How to Read Your Blood Work Results Like a Pro

At a glance
- Total testosterone reference range / 300 to 1,000 ng/dL (adult men, most labs)
- Free testosterone (calculated) / 50 to 224 pg/mL is the typical adult male range
- Estradiol (sensitive LC-MS/MS assay) / 10 to 40 pg/mL on TRT; above 60 pg/mL warrants review
- Hematocrit ceiling on TRT / 54% per Endocrine Society 2018 guidelines
- PSA threshold for urologic referral / greater than 1.4 ng/mL rise in any 12-month period on TRT
- SHBG normal range / 10 to 57 nmol/L; low SHBG inflates total T while free T stays low
- LH/FSH on exogenous testosterone / typically suppressed to near zero; expected, not alarming
- Fasting lipid panel / LDL target varies by cardiovascular risk tier, not a single cutoff
- Comprehensive metabolic panel (CMP) / monitors kidney and liver function every 3 to 6 months on TRT
- Hgb A1c screening / recommended at baseline for all men starting TRT per ADA guidelines
Why Blood Work Is the Foundation of Safe Testosterone Therapy
Lab results are not just paperwork your clinic collects before renewing a prescription. They are the single most reliable early-warning system for both under-treatment and over-treatment. A man can feel great while his hematocrit quietly climbs past 54%, or feel terrible while his total testosterone reads 700 ng/dL because his SHBG is sky-high and his free testosterone is functionally low.
Reading your own results is not about replacing your physician. It is about showing up to your follow-up appointment as an informed participant rather than a passive recipient.
The Difference Between Reference Range and Optimal Range
Every lab prints a reference range, which is the statistical middle 95% of a population sample. That population usually includes sedentary men, men with undiagnosed hypogonadism, and men across a wide age span. A 72-year-old's "normal" 280 ng/dL total testosterone is mathematically inside many reference ranges but is not a therapeutic target for a 35-year-old man on TRT.

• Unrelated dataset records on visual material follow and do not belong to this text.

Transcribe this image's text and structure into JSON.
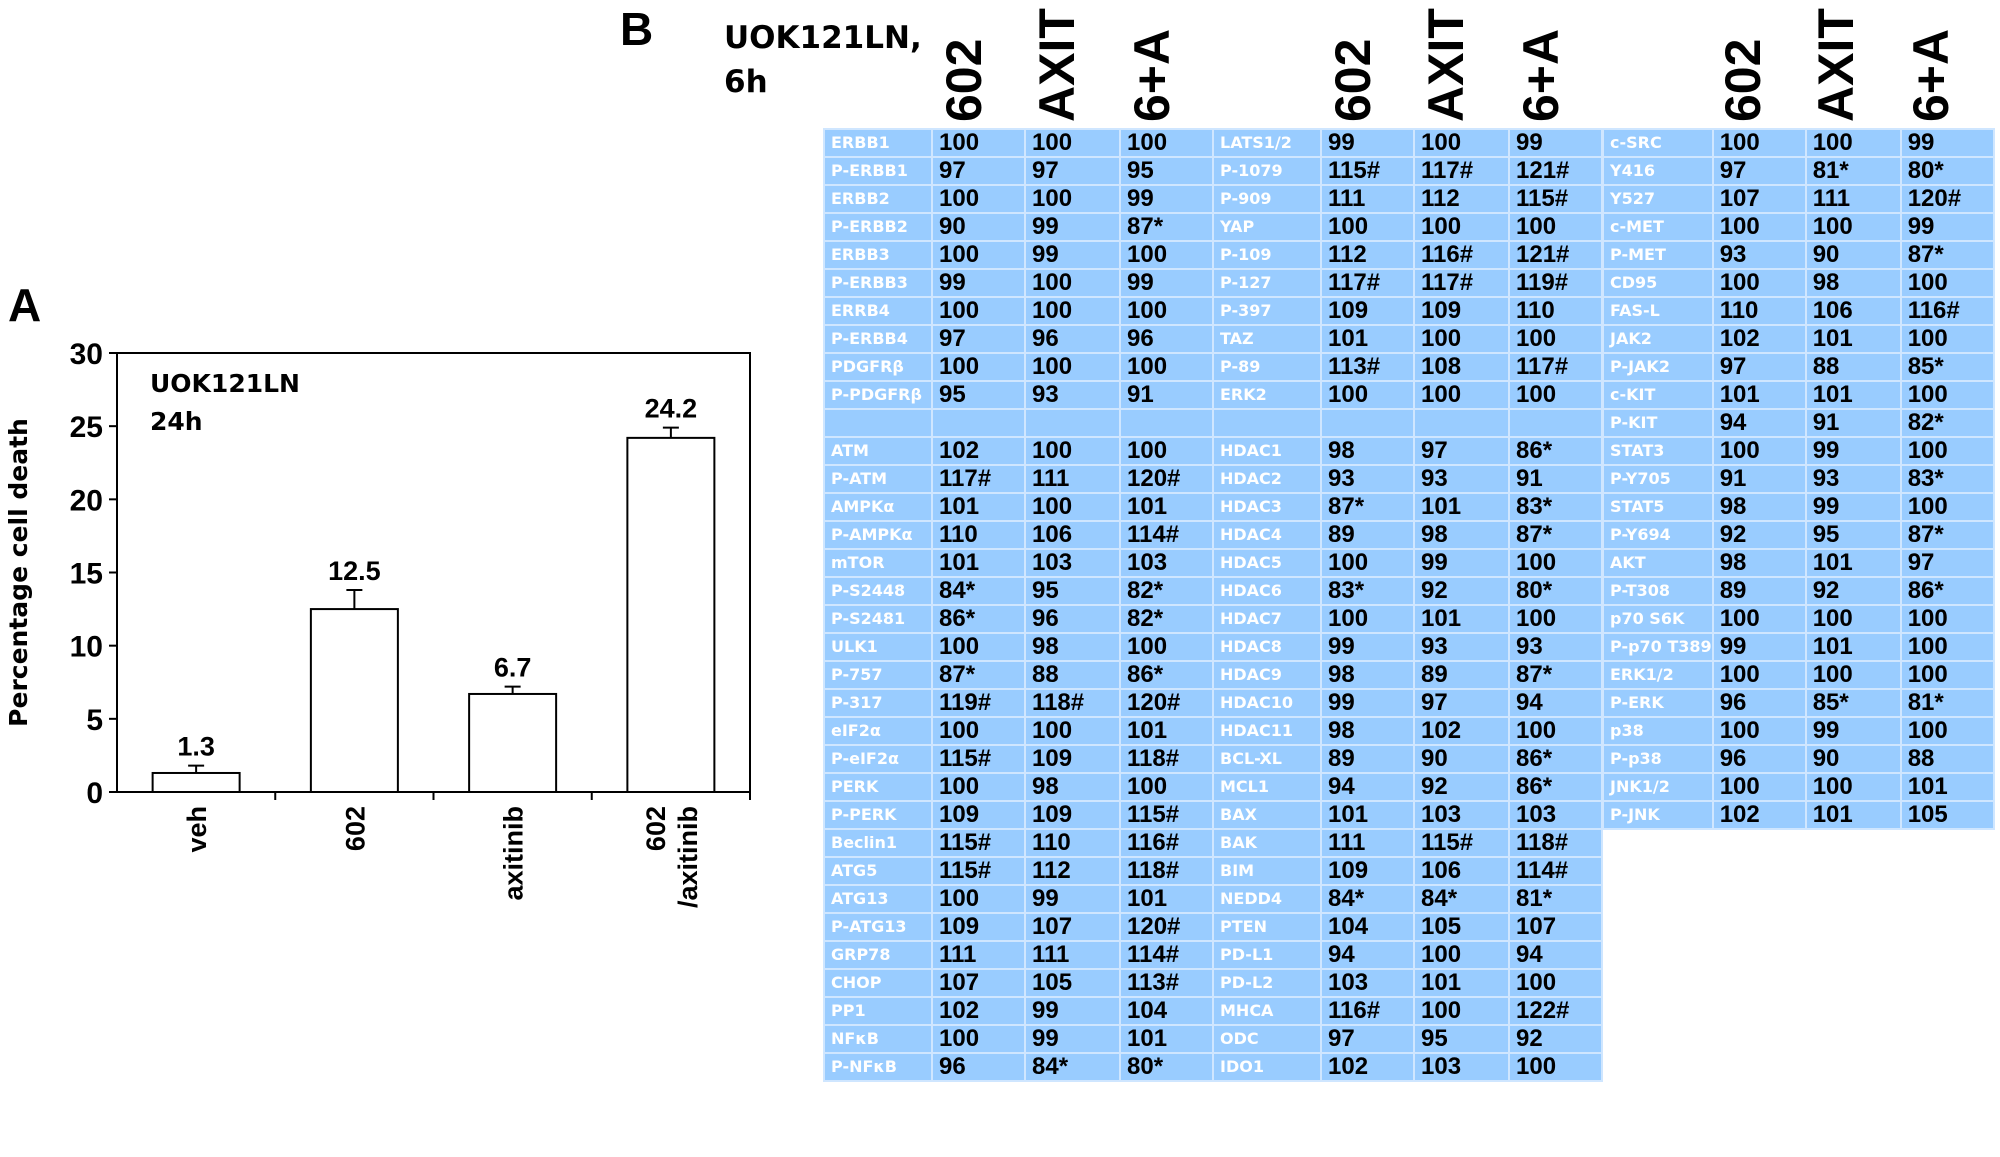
{
  "chart_data": {
    "type": "bar",
    "panel_label": "A",
    "annotation": [
      "UOK121LN",
      "24h"
    ],
    "ylabel": "Percentage cell death",
    "xlabel": "",
    "ylim": [
      0,
      30
    ],
    "yticks": [
      0,
      5,
      10,
      15,
      20,
      25,
      30
    ],
    "categories": [
      [
        "veh"
      ],
      [
        "602"
      ],
      [
        "axitinib"
      ],
      [
        "602",
        "/axitinib"
      ]
    ],
    "values": [
      1.3,
      12.5,
      6.7,
      24.2
    ],
    "value_labels": [
      "1.3",
      "12.5",
      "6.7",
      "24.2"
    ],
    "error_bars": [
      0.5,
      1.3,
      0.5,
      0.7
    ],
    "bar_color": "#ffffff",
    "grid": false
  },
  "table_panel": {
    "panel_label": "B",
    "header": [
      "UOK121LN,",
      "6h"
    ],
    "columns": [
      "602",
      "AXIT",
      "6+A"
    ],
    "colors": {
      "cell_bg": "#99ccff",
      "label_text": "#ffffff",
      "value_text": "#000000"
    },
    "tables": [
      {
        "rows": [
          [
            "ERBB1",
            "100",
            "100",
            "100"
          ],
          [
            "P-ERBB1",
            "97",
            "97",
            "95"
          ],
          [
            "ERBB2",
            "100",
            "100",
            "99"
          ],
          [
            "P-ERBB2",
            "90",
            "99",
            "87*"
          ],
          [
            "ERBB3",
            "100",
            "99",
            "100"
          ],
          [
            "P-ERBB3",
            "99",
            "100",
            "99"
          ],
          [
            "ERRB4",
            "100",
            "100",
            "100"
          ],
          [
            "P-ERBB4",
            "97",
            "96",
            "96"
          ],
          [
            "PDGFRβ",
            "100",
            "100",
            "100"
          ],
          [
            "P-PDGFRβ",
            "95",
            "93",
            "91"
          ],
          [
            "",
            "",
            "",
            ""
          ],
          [
            "ATM",
            "102",
            "100",
            "100"
          ],
          [
            "P-ATM",
            "117#",
            "111",
            "120#"
          ],
          [
            "AMPKα",
            "101",
            "100",
            "101"
          ],
          [
            "P-AMPKα",
            "110",
            "106",
            "114#"
          ],
          [
            "mTOR",
            "101",
            "103",
            "103"
          ],
          [
            "P-S2448",
            "84*",
            "95",
            "82*"
          ],
          [
            "P-S2481",
            "86*",
            "96",
            "82*"
          ],
          [
            "ULK1",
            "100",
            "98",
            "100"
          ],
          [
            "P-757",
            "87*",
            "88",
            "86*"
          ],
          [
            "P-317",
            "119#",
            "118#",
            "120#"
          ],
          [
            "eIF2α",
            "100",
            "100",
            "101"
          ],
          [
            "P-eIF2α",
            "115#",
            "109",
            "118#"
          ],
          [
            "PERK",
            "100",
            "98",
            "100"
          ],
          [
            "P-PERK",
            "109",
            "109",
            "115#"
          ],
          [
            "Beclin1",
            "115#",
            "110",
            "116#"
          ],
          [
            "ATG5",
            "115#",
            "112",
            "118#"
          ],
          [
            "ATG13",
            "100",
            "99",
            "101"
          ],
          [
            "P-ATG13",
            "109",
            "107",
            "120#"
          ],
          [
            "GRP78",
            "111",
            "111",
            "114#"
          ],
          [
            "CHOP",
            "107",
            "105",
            "113#"
          ],
          [
            "PP1",
            "102",
            "99",
            "104"
          ],
          [
            "NFκB",
            "100",
            "99",
            "101"
          ],
          [
            "P-NFκB",
            "96",
            "84*",
            "80*"
          ]
        ]
      },
      {
        "rows": [
          [
            "LATS1/2",
            "99",
            "100",
            "99"
          ],
          [
            "P-1079",
            "115#",
            "117#",
            "121#"
          ],
          [
            "P-909",
            "111",
            "112",
            "115#"
          ],
          [
            "YAP",
            "100",
            "100",
            "100"
          ],
          [
            "P-109",
            "112",
            "116#",
            "121#"
          ],
          [
            "P-127",
            "117#",
            "117#",
            "119#"
          ],
          [
            "P-397",
            "109",
            "109",
            "110"
          ],
          [
            "TAZ",
            "101",
            "100",
            "100"
          ],
          [
            "P-89",
            "113#",
            "108",
            "117#"
          ],
          [
            "ERK2",
            "100",
            "100",
            "100"
          ],
          [
            "",
            "",
            "",
            ""
          ],
          [
            "HDAC1",
            "98",
            "97",
            "86*"
          ],
          [
            "HDAC2",
            "93",
            "93",
            "91"
          ],
          [
            "HDAC3",
            "87*",
            "101",
            "83*"
          ],
          [
            "HDAC4",
            "89",
            "98",
            "87*"
          ],
          [
            "HDAC5",
            "100",
            "99",
            "100"
          ],
          [
            "HDAC6",
            "83*",
            "92",
            "80*"
          ],
          [
            "HDAC7",
            "100",
            "101",
            "100"
          ],
          [
            "HDAC8",
            "99",
            "93",
            "93"
          ],
          [
            "HDAC9",
            "98",
            "89",
            "87*"
          ],
          [
            "HDAC10",
            "99",
            "97",
            "94"
          ],
          [
            "HDAC11",
            "98",
            "102",
            "100"
          ],
          [
            "BCL-XL",
            "89",
            "90",
            "86*"
          ],
          [
            "MCL1",
            "94",
            "92",
            "86*"
          ],
          [
            "BAX",
            "101",
            "103",
            "103"
          ],
          [
            "BAK",
            "111",
            "115#",
            "118#"
          ],
          [
            "BIM",
            "109",
            "106",
            "114#"
          ],
          [
            "NEDD4",
            "84*",
            "84*",
            "81*"
          ],
          [
            "PTEN",
            "104",
            "105",
            "107"
          ],
          [
            "PD-L1",
            "94",
            "100",
            "94"
          ],
          [
            "PD-L2",
            "103",
            "101",
            "100"
          ],
          [
            "MHCA",
            "116#",
            "100",
            "122#"
          ],
          [
            "ODC",
            "97",
            "95",
            "92"
          ],
          [
            "IDO1",
            "102",
            "103",
            "100"
          ]
        ]
      },
      {
        "rows": [
          [
            "c-SRC",
            "100",
            "100",
            "99"
          ],
          [
            "Y416",
            "97",
            "81*",
            "80*"
          ],
          [
            "Y527",
            "107",
            "111",
            "120#"
          ],
          [
            "c-MET",
            "100",
            "100",
            "99"
          ],
          [
            "P-MET",
            "93",
            "90",
            "87*"
          ],
          [
            "CD95",
            "100",
            "98",
            "100"
          ],
          [
            "FAS-L",
            "110",
            "106",
            "116#"
          ],
          [
            "JAK2",
            "102",
            "101",
            "100"
          ],
          [
            "P-JAK2",
            "97",
            "88",
            "85*"
          ],
          [
            "c-KIT",
            "101",
            "101",
            "100"
          ],
          [
            "P-KIT",
            "94",
            "91",
            "82*"
          ],
          [
            "STAT3",
            "100",
            "99",
            "100"
          ],
          [
            "P-Y705",
            "91",
            "93",
            "83*"
          ],
          [
            "STAT5",
            "98",
            "99",
            "100"
          ],
          [
            "P-Y694",
            "92",
            "95",
            "87*"
          ],
          [
            "AKT",
            "98",
            "101",
            "97"
          ],
          [
            "P-T308",
            "89",
            "92",
            "86*"
          ],
          [
            "p70 S6K",
            "100",
            "100",
            "100"
          ],
          [
            "P-p70 T389",
            "99",
            "101",
            "100"
          ],
          [
            "ERK1/2",
            "100",
            "100",
            "100"
          ],
          [
            "P-ERK",
            "96",
            "85*",
            "81*"
          ],
          [
            "p38",
            "100",
            "99",
            "100"
          ],
          [
            "P-p38",
            "96",
            "90",
            "88"
          ],
          [
            "JNK1/2",
            "100",
            "100",
            "101"
          ],
          [
            "P-JNK",
            "102",
            "101",
            "105"
          ]
        ]
      }
    ]
  }
}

The Endocrine Society's 2018 Clinical Practice Guideline for testosterone therapy recommends targeting the mid-normal range for young healthy men, roughly 400 to 700 ng/dL total testosterone, rather than simply clearing the lower threshold of 300 ng/dL [1].
Timing Your Draw Correctly
Draw timing changes results dramatically. For men injecting testosterone cypionate or enanthate, a trough draw (24 to 48 hours before the next injection) reflects your lowest circulating level. A peak draw (48 to 72 hours post-injection) reflects your highest. Neither is intrinsically "correct," but consistency matters. Always draw at the same point in your injection cycle so results are comparable across visits.
Men on daily subcutaneous testosterone or transdermal gel should draw at the same time of day, ideally in the morning, because diurnal variation in testosterone secretion still affects readings even on exogenous therapy [2].
Total Testosterone: The Most Overrated Single Number
Total testosterone measures both the fraction bound to SHBG (unavailable to tissues) and the fraction bound loosely to albumin plus free (bioavailable). A total of 600 ng/dL sounds great on paper. It may not be if SHBG is 70 nmol/L.
What the Number Actually Tells You
Total testosterone is a useful screening value and a necessary baseline. The Endocrine Society defines biochemical hypogonadism as a total testosterone consistently below 300 ng/dL on two morning draws, confirmed at least four weeks apart [1]. That 300 ng/dL threshold triggers diagnostic evaluation, not automatic treatment.
When Total T Misleads You
High SHBG (seen in hyperthyroidism, liver disease, aging, and some genetic variants) binds more testosterone, lowering the bioavailable fraction even when total T looks healthy. Obesity and insulin resistance lower SHBG, doing the opposite: total T appears low while free T is proportionally higher.
A 2013 analysis published in the Journal of Clinical Endocrinology and Metabolism (N=480) found that SHBG-adjusted free testosterone correlated significantly better with symptoms of hypogonadism than total testosterone alone [3].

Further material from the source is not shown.